Agnes menjawab tanpa menggerakkan kelopak matanya karena, dalam benaknya, dia sudah membunuh Seol beberapa kali.

“Secara kebetulan, apa kau tahu di mana dia sekarang?” (Agnes)

“Maksudmu, hyung? Dia harus berada di tengah menyelesaikan misi dengan timnya. “(Yi Sung-Jin)

“Begitu ya. Baiklah, aku akan bicara sedikit dengannya nanti. Sementara itu, mari kita lanjutkan dengan pelatihanmu. “(Agnes)

Agnes berbicara sambil meretakkan buku-buku jarinya. Yi Sung-Jin memiringkan kepalanya kebingungan sambil bangkit kembali.

Dan di malam hari.

Tiga di antaranya….

“Aku !!” (Agnes)

POW !!

“Sudah bilang padamu !!” (Agnes)

“Aduh?! No, Nona Agnes ?! Tu, tunggu sebentar! ”(Seol)

“Agar!! Jangan berlebihan !! (Agnes)

“Euhurk ?! No, Nona Agnes !! ”(Seol)

“Karena kau!! Alias !! Di Jendela Statusku !! ”(Agnes)

“Aduh!! Tolong !! ”(Seol)

“Apa kau!! Sudah mengerti!! Bagaimana ini !! Berubah ?! ”(Agnes)

“Ber, berhenti !! Maafkan aku !! ”(Seol)

…. Harus melihat Seol dipukuli oleh Agnes setelah dia datang mengunjungi mereka larut malam.

*

Sekitar waktu ketika ketiganya hampir selesai dengan pelatihan kebugaran serta membiasakan diri dengan kemampuan masing-masing terkait Job dan penggunaan Kekuatan Sihir ….

Agnes menyarankan agar mereka berlatih di pagi hari dan melakukan misi di sore hari dari sini dan seterusnya.

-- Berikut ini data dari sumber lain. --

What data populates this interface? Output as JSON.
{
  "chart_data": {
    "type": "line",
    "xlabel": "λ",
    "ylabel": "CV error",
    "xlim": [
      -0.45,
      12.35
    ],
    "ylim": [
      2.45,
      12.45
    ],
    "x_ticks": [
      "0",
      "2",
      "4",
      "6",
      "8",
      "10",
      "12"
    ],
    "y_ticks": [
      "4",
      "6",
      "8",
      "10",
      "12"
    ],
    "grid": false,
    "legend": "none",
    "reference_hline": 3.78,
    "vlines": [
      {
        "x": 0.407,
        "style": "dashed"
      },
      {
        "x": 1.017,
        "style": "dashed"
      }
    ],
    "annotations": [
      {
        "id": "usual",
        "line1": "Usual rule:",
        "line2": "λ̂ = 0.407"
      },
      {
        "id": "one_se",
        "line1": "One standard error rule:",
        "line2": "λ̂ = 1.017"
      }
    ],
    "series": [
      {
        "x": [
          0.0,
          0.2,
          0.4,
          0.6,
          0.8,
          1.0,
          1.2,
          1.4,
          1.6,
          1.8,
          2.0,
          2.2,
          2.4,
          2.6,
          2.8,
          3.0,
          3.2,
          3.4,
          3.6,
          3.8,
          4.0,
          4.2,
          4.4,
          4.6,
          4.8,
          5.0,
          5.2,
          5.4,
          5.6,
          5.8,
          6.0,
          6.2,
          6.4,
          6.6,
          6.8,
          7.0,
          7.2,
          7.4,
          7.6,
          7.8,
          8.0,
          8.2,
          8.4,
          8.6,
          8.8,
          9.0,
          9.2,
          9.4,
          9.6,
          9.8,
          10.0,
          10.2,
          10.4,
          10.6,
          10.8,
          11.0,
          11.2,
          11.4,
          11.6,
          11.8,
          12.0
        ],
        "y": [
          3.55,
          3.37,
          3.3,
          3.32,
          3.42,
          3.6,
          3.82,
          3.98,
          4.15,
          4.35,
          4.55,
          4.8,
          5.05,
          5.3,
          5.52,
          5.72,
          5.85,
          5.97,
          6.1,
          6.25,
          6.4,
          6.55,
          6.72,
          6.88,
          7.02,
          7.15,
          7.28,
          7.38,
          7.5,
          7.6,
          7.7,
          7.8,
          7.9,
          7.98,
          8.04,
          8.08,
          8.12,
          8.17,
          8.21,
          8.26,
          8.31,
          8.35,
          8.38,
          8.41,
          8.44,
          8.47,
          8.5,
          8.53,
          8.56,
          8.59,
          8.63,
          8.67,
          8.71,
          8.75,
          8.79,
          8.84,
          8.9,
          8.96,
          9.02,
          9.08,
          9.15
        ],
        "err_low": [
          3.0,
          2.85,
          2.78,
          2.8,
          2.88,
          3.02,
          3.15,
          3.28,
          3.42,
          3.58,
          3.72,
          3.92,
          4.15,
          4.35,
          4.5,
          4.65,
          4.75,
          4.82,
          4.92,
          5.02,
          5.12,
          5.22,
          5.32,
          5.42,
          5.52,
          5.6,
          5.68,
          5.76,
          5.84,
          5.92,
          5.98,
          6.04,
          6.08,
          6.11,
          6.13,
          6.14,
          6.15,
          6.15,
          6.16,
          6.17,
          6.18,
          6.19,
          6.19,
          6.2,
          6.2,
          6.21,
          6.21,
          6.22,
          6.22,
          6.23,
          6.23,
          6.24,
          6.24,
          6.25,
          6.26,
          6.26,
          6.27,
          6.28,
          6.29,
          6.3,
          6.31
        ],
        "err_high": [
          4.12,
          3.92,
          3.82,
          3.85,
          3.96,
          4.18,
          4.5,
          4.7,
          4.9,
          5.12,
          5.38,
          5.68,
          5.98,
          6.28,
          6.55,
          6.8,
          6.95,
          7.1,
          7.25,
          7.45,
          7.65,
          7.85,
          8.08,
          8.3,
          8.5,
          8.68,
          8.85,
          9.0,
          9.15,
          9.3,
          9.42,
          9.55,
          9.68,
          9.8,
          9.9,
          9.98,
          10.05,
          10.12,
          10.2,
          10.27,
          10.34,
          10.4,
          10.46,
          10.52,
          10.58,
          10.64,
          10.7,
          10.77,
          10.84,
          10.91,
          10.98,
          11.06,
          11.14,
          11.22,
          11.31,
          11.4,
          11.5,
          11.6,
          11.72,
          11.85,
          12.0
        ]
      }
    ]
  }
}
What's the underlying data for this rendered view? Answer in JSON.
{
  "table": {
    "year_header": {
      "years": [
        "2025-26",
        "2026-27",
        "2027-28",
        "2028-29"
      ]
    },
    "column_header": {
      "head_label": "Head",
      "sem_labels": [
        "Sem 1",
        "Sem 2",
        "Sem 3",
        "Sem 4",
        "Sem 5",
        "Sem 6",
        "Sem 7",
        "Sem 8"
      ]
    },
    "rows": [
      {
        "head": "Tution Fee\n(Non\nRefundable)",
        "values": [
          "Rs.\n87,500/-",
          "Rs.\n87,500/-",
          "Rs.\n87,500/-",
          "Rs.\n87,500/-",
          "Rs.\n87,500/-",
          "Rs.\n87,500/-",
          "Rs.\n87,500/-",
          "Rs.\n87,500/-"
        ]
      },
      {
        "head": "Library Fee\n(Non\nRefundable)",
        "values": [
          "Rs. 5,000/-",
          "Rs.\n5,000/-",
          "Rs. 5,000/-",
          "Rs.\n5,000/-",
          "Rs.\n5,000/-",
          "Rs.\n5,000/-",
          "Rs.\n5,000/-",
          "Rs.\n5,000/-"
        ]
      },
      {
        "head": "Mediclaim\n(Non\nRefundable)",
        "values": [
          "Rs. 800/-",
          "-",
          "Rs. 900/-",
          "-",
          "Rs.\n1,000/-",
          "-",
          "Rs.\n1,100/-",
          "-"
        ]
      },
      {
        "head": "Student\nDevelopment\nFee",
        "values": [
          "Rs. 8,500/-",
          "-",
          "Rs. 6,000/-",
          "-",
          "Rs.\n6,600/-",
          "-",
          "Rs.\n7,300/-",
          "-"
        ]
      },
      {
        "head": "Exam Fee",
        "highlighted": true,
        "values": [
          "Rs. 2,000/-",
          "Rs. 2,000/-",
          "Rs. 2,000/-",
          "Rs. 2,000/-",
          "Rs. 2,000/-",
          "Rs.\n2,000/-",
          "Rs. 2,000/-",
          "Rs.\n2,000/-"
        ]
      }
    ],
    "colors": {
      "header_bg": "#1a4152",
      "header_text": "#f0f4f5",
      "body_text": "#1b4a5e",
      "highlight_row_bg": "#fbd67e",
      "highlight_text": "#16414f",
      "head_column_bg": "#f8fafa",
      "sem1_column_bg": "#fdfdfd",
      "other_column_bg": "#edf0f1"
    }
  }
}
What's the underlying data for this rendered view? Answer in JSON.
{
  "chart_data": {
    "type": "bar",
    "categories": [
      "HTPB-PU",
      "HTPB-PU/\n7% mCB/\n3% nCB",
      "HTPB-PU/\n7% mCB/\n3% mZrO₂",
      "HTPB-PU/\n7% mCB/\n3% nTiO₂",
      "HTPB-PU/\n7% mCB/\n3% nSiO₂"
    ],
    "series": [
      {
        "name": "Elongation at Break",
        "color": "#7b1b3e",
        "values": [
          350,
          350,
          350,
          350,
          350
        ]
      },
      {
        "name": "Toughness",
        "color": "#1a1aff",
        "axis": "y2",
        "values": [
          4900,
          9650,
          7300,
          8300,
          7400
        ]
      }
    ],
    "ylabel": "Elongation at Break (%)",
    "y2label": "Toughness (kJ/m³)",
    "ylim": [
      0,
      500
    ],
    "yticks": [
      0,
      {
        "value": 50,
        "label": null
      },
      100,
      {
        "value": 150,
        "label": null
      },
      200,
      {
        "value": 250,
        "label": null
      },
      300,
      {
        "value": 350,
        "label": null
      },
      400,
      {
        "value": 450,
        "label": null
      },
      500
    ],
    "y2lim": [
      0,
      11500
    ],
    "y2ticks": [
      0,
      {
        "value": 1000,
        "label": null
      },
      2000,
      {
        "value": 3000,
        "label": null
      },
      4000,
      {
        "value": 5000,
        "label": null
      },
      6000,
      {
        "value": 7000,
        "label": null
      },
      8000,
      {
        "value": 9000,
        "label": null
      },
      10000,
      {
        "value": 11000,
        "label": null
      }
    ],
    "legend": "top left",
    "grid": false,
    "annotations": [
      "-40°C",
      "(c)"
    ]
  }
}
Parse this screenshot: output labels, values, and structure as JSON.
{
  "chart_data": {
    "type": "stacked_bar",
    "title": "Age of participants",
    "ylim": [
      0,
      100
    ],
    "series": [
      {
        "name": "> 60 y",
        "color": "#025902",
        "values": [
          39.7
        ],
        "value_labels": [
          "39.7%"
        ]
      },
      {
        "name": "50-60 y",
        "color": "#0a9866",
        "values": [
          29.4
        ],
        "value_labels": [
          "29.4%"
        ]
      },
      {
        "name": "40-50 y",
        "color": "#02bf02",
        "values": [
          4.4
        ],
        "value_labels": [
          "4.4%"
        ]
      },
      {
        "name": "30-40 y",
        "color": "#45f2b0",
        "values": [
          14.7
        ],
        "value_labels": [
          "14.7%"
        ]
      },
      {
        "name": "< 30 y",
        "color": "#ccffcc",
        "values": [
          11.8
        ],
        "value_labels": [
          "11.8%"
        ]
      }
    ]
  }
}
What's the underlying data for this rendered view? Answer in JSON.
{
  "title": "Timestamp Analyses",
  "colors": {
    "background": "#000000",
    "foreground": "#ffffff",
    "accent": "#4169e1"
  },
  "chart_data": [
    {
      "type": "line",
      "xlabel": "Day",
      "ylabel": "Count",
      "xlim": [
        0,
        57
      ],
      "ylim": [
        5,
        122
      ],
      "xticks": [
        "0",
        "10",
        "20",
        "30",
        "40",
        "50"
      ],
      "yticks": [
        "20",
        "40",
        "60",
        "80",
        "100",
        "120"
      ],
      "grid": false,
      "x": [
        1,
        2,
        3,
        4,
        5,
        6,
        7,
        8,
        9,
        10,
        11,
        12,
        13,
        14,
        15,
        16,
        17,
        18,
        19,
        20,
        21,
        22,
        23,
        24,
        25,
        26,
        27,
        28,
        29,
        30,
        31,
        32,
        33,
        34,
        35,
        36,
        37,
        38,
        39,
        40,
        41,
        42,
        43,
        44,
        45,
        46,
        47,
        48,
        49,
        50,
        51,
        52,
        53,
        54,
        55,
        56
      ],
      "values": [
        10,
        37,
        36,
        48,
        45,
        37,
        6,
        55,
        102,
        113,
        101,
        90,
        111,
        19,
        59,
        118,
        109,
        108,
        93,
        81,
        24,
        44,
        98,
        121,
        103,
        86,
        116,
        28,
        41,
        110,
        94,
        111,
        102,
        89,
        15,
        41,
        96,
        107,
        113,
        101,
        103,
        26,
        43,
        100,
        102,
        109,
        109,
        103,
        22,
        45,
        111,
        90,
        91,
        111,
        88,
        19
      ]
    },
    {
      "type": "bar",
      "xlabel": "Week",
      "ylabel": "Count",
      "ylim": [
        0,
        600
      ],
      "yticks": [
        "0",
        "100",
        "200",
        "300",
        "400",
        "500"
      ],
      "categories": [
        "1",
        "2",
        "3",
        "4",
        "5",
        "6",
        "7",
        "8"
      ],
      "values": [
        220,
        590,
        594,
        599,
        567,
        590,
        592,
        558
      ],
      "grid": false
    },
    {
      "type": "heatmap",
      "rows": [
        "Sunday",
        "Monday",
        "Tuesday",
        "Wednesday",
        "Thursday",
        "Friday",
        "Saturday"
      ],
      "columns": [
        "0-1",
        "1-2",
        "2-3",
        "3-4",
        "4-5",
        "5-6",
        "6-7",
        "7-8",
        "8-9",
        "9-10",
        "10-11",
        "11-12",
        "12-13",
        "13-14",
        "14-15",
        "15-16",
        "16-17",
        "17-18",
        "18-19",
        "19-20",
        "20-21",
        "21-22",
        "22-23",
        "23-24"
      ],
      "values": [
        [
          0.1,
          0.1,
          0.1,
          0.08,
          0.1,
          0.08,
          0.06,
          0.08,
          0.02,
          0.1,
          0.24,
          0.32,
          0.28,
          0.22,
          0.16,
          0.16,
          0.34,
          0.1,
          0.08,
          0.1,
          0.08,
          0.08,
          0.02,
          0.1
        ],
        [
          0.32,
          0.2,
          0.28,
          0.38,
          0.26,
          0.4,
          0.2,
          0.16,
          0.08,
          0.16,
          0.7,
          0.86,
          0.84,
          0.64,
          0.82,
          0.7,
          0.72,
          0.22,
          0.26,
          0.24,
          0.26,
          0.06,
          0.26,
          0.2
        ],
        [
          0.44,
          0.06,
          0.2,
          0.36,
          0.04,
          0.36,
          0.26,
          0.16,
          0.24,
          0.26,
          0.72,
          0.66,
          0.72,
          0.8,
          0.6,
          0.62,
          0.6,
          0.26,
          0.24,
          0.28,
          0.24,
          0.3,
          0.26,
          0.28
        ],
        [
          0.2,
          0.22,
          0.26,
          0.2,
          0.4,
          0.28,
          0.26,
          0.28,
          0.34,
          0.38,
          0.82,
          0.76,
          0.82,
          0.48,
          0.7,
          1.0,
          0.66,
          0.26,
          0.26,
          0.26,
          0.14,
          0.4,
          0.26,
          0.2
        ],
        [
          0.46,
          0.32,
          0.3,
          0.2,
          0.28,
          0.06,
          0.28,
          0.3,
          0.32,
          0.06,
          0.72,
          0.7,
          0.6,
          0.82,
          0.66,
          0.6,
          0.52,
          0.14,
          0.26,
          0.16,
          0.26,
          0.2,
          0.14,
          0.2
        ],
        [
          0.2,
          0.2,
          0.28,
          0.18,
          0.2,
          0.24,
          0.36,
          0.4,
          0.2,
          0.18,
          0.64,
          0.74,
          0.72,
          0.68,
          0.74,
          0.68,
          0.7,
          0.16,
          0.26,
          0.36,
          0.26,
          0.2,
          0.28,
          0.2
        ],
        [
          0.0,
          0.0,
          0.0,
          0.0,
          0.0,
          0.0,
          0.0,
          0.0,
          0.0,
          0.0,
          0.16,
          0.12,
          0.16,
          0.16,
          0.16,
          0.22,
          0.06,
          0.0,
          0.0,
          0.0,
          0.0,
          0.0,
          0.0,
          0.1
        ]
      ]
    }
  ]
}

Dari sudut pandangnya, mereka tidak sepenuhnya siap, meskipun dia melakukan yang terbaik untuk melatih mereka sebanyak mungkin selama waktu sesingkat dia diberikan.

Namun, Seol rajin mendukung mereka dengan hal-hal seperti Kompetensi dan suplemen lainnya, sehingga mereka siap dalam hal itu. Sama pentingnya, mereka juga harus menyelesaikan misi dan terbiasa dengan cara mereka beroperasi dengan cepat juga. Secara keseluruhan, Agnes tidak sepenuhnya bahagia tentang beberapa hal, tetapi sekali lagi, dia tahu betul bahwa mengalami pertempuran yang sebenarnya merupakan bagian penting dari pelatihan.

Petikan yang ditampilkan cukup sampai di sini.